C’est l’une des questions laissées en suspens sur le tableau noir de la science depuis les débuts de la pandémie. Les enfants semblent très peu souvent infectés par le nouveau coronavirus. Mais jusqu’à quel point peuvent-ils le propager?

Les moins de 18 ans représentent une toute petite fraction des cas confirmés de la maladie: moins de 2% des infections rapportées en Chine, en Italie et aux États-Unis, rappelle un récent article de Nature.

Certains scientifiques soutiennent donc que les mineurs sont moins à risque, qu’ils ne sont pas responsables de la majorité des transmissions et que les données actuelles soutiennent l’ouverture des écoles.

Mais d’autres scientifiques s’opposent à un retour en classe précipité, en affirmant que si l’incidence de l’infection est plus faible chez les enfants, c’est justement parce qu’ils sont moins exposés que les adultes, en raison de la fermeture des écoles. De plus, comme les jeunes présentent peu ou pas de symptômes, ils sont souvent moins testés, d’où la nécessité d’une surveillance accrue et de plus de dépistages chez les enfants.

Les jeunes élèves du Québec, sauf Montréal, de l’Allemagne et du Danemark, sont de retour sur les bancs d’écoles depuis la semaine dernière, et ceux de la France et de l’Australie emboîtent le pas.

Une récente étude parue dans The Lancet Infectious Diseases a relancé le débat. L’analyse de données au sein de ménages présentant des cas confirmés de Covid-19 à Shenzhen, en Chine, a conclu que les moins de dix ans seraient tout aussi susceptibles que les adultes d’être infectés, mais moins susceptibles d’avoir des symptômes graves.

D’autres études en provenance d’Islande, d’Italie et de Corée du Sud, où les dépistages sont plus importants, ont toutefois observé de plus faibles taux d’infections chez les enfants. Une étude française portant sur un groupe de cas dans les Alpes a montré qu’un enfant de 9 ans a fréquenté trois écoles et un cours de ski en présentant des symptômes de la Covid-19, sans avoir infecté personne.

Une autre étude, portant sur les cas de la province de Hunan, publiée dans Science, conclut elle aussi que sans être invulnérables aux infections, ils le seraient moins.
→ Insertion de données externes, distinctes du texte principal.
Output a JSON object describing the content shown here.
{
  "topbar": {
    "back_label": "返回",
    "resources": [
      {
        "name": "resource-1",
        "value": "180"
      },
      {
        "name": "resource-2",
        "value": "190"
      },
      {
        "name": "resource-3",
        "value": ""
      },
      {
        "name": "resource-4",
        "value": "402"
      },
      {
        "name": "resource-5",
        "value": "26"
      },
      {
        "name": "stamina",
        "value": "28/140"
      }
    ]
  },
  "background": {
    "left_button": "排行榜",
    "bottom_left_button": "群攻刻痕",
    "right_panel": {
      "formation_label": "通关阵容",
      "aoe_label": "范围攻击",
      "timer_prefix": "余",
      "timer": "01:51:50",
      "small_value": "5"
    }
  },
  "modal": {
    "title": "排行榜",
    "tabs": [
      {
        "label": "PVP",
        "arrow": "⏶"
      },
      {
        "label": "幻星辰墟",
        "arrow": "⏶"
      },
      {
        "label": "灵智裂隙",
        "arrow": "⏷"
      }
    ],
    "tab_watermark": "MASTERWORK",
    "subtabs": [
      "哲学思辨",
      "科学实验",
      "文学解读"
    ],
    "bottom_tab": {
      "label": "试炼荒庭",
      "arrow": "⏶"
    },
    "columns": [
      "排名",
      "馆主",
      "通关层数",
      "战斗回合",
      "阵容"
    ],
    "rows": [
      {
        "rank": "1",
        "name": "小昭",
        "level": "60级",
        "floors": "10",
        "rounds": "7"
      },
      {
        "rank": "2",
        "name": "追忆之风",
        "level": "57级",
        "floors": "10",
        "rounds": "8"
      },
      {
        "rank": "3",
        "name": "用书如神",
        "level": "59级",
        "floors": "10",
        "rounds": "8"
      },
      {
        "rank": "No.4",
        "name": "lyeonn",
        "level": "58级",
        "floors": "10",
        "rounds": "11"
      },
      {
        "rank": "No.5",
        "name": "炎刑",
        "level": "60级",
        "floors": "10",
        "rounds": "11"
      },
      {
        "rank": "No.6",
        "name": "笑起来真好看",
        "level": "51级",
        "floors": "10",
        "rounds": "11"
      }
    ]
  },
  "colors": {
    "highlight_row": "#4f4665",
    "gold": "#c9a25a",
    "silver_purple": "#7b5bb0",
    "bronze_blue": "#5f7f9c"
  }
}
Pour chaque enfant infecté de moins de 15 ans, il y avait près de 3 personnes infectées entre 20 et 64 ans, constatent les auteurs.

Dans une méta-analyse australienne, les chercheurs ont également constaté —en comparant la propagation au sein de pays avec et sans confinement— que les enfants sont rarement ceux qui ramènent l’infection dans le foyer : seulement 8% des enfants étaient infectés en premier, contre 50% pour les éclosions de grippe aviaire H5N1.

Il reste qu’il est difficile d’établir hors de tout doute que les enfants sont peu infectieux. Deux études pré-publiées rapportent que les enfants avec les symptômes de la Covid-19 pourraient avoir les mêmes niveaux d’ARN viral que les adultes, ce qui, si cela se confirmait, les rendrait aussi infectieux.

De même, confinement oblige, il existe encore peu d’études sur la transmission des virus de l’école à la collectivité. Une enquête en Australie suggère qu’elle serait limitée et beaucoup plus faible qu’avec d’autres virus respiratoires, comme la grippe. Sur plus de 850 personnes entrées en contact avec neuf élèves et neuf membres du personnel atteints de la Covid-19, seulement deux cas ont été enregistrés, chez deux enfants.

Par contre, les chercheurs s’entendent sur le fait que les enfants tendent à mieux composer avec le nouveau coronavirus. La majorité des enfants infectés présentent des symptômes légers ou inexistants. Quelques rares cas d’une réponse inflammatoire similaire à la maladie infantile de Kawasaki ont été toutefois signalés à Londres et New York.

Une des théories expliquant la légèreté des symptômes serait que leurs poumons contiendraient moins de récepteurs ACE2, les protéines que le virus utilise pour pénétrer dans les cellules.

D’autres chercheurs soutiennent que les enfants seraient plus souvent exposés aux coronavirus, comme ceux du rhume, ce qui les protégerait. Ils pourraient avoir aussi une réponse immunitaire plus appropriée à l’infection, c’est-à-dire assez forte pour combattre le virus, mais assez faible pour ne pas causer de dommages à leurs propres organes.

Le retour à l’école devrait permettre de lever une partie du mystère… dans un sens ou dans l’autre.